We can all think of people that have a marvelous ability to interpret every event as the ‘clanging chimes of doom.’ Today’s readings offer a different view. In the first reading, Paul has been the victim of targeted hatred, and it seems that this toughest of men is wilting under pressure.

The Lord appears in a vision announcing;

“Do not be afraid any longer, but go on speaking and do not be silent; for I am with you, and no man will attack you in order to harm you, for I have many people in this city.”

We can miss something here. Paul is in Corinth. The city was (in)famous for its wildness, crass materialism, and sexual immorality. If anywhere is going to be hostile, surely it is here.

Here, of all places, God has many people. Now Paul has won some converts, but the inference is that the Lord has already been at work and Paul will ultimately be safe.
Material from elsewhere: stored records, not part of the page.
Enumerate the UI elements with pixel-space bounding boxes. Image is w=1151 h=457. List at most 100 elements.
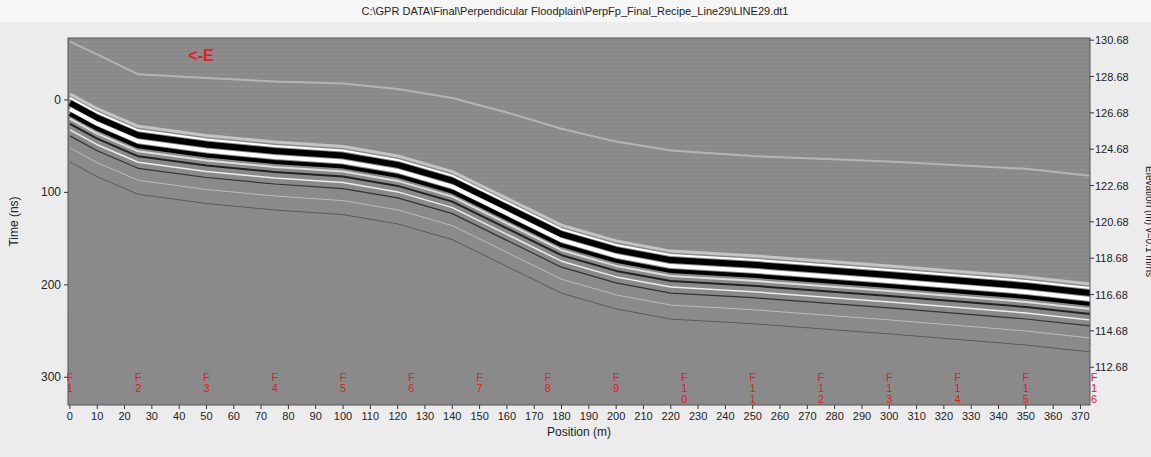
texture — [68, 104, 1090, 105]
y-tick — [64, 99, 68, 100]
texture — [68, 64, 1090, 65]
x-tick — [288, 405, 289, 409]
x-tick — [561, 405, 562, 409]
x-tick-label: 310 — [907, 410, 925, 422]
texture — [68, 84, 1090, 85]
plot-frame — [68, 38, 1090, 405]
y2-tick-label: 128.68 — [1095, 71, 1129, 83]
x-tick — [261, 405, 262, 409]
marker-char: 2 — [818, 393, 824, 405]
texture — [68, 108, 1090, 109]
x-tick-label: 10 — [91, 410, 103, 422]
marker-label: F4 — [271, 371, 278, 394]
window — [0, 0, 1151, 457]
x-tick — [424, 405, 425, 409]
marker-char: 2 — [135, 382, 141, 394]
y2-tick-label: 122.68 — [1095, 180, 1129, 192]
marker-char: 9 — [613, 382, 619, 394]
x-tick — [370, 405, 371, 409]
x-tick — [397, 405, 398, 409]
marker-label: F12 — [818, 371, 825, 405]
marker-label: F2 — [135, 371, 142, 394]
x-tick-label: 210 — [634, 410, 652, 422]
y2-tick-label: 126.68 — [1095, 107, 1129, 119]
x-tick — [861, 405, 862, 409]
x-tick — [916, 405, 917, 409]
x-tick — [780, 405, 781, 409]
texture — [68, 56, 1090, 57]
surface-reflection — [70, 130, 1090, 321]
topography-line — [70, 42, 1090, 177]
y2-tick — [1090, 76, 1094, 77]
y2-tick-label: 124.68 — [1095, 143, 1129, 155]
x-tick — [616, 405, 617, 409]
x-tick-label: 340 — [989, 410, 1007, 422]
surface-reflection — [70, 148, 1090, 339]
x-tick — [179, 405, 180, 409]
texture — [68, 72, 1090, 73]
surface-reflection — [70, 119, 1090, 310]
y2-tick — [1090, 149, 1094, 150]
x-tick — [588, 405, 589, 409]
texture — [68, 112, 1090, 113]
x-tick-label: 300 — [880, 410, 898, 422]
marker-label: F1 — [67, 371, 74, 394]
y2-tick — [1090, 294, 1094, 295]
x-tick — [889, 405, 890, 409]
texture — [68, 92, 1090, 93]
texture — [68, 48, 1090, 49]
marker-char: 3 — [203, 382, 209, 394]
marker-label: F13 — [886, 371, 893, 405]
x-tick — [97, 405, 98, 409]
marker-char: 1 — [750, 393, 756, 405]
marker-char: 6 — [408, 382, 414, 394]
texture — [68, 128, 1090, 129]
y-tick-label: 200 — [41, 278, 61, 292]
x-tick — [1053, 405, 1054, 409]
marker-label: F6 — [408, 371, 415, 394]
texture — [68, 52, 1090, 53]
x-tick-label: 270 — [798, 410, 816, 422]
x-tick — [69, 405, 70, 409]
texture — [68, 124, 1090, 125]
x-tick-label: 150 — [470, 410, 488, 422]
x-tick — [943, 405, 944, 409]
x-tick-label: 170 — [525, 410, 543, 422]
x-tick-label: 280 — [825, 410, 843, 422]
x-tick — [452, 405, 453, 409]
chart: C:\GPR DATA\Final\Perpendicular Floodpla… — [0, 0, 1151, 457]
x-tick-label: 370 — [1071, 410, 1089, 422]
y2-tick — [1090, 330, 1094, 331]
y2-tick — [1090, 112, 1094, 113]
y-axis-title: Time (ns) — [7, 196, 21, 246]
x-tick-label: 40 — [173, 410, 185, 422]
y2-tick-label: 130.68 — [1095, 34, 1129, 46]
marker-label: F10 — [681, 371, 688, 405]
x-tick — [151, 405, 152, 409]
x-tick — [124, 405, 125, 409]
x-tick-label: 230 — [689, 410, 707, 422]
x-tick-label: 50 — [200, 410, 212, 422]
x-tick-label: 30 — [146, 410, 158, 422]
x-tick — [506, 405, 507, 409]
x-tick-label: 240 — [716, 410, 734, 422]
y2-tick — [1090, 367, 1094, 368]
texture — [68, 76, 1090, 77]
marker-char: 7 — [477, 382, 483, 394]
x-tick-label: 0 — [67, 410, 73, 422]
y-tick-label: 0 — [54, 93, 61, 107]
x-tick — [725, 405, 726, 409]
texture — [68, 88, 1090, 89]
y2-tick — [1090, 258, 1094, 259]
x-tick-label: 120 — [388, 410, 406, 422]
x-tick — [479, 405, 480, 409]
x-tick — [343, 405, 344, 409]
marker-char: 5 — [1023, 393, 1029, 405]
x-tick — [698, 405, 699, 409]
marker-char: 3 — [886, 393, 892, 405]
x-tick — [834, 405, 835, 409]
surface-reflection — [70, 114, 1090, 305]
texture — [68, 116, 1090, 117]
x-tick-label: 250 — [744, 410, 762, 422]
y2-tick-label: 120.68 — [1095, 216, 1129, 228]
In the Gospel, Jesus confirms that we will face sufferings – “you will have sorrow now” – but in the end, our joys will banish our sorrows. The Psalm has the same statement of confidence in God’s control over the universe.

In the Twenty-first century, Australia committed Christians certainly are targeted by individuals and groups hostile to the Gospel, but God has gone before us. And when we see Him, as St Teresa of Avila says; “In light of heaven, the worst suffering on earth will be seen to be no more serious than one night in a bad hotel.”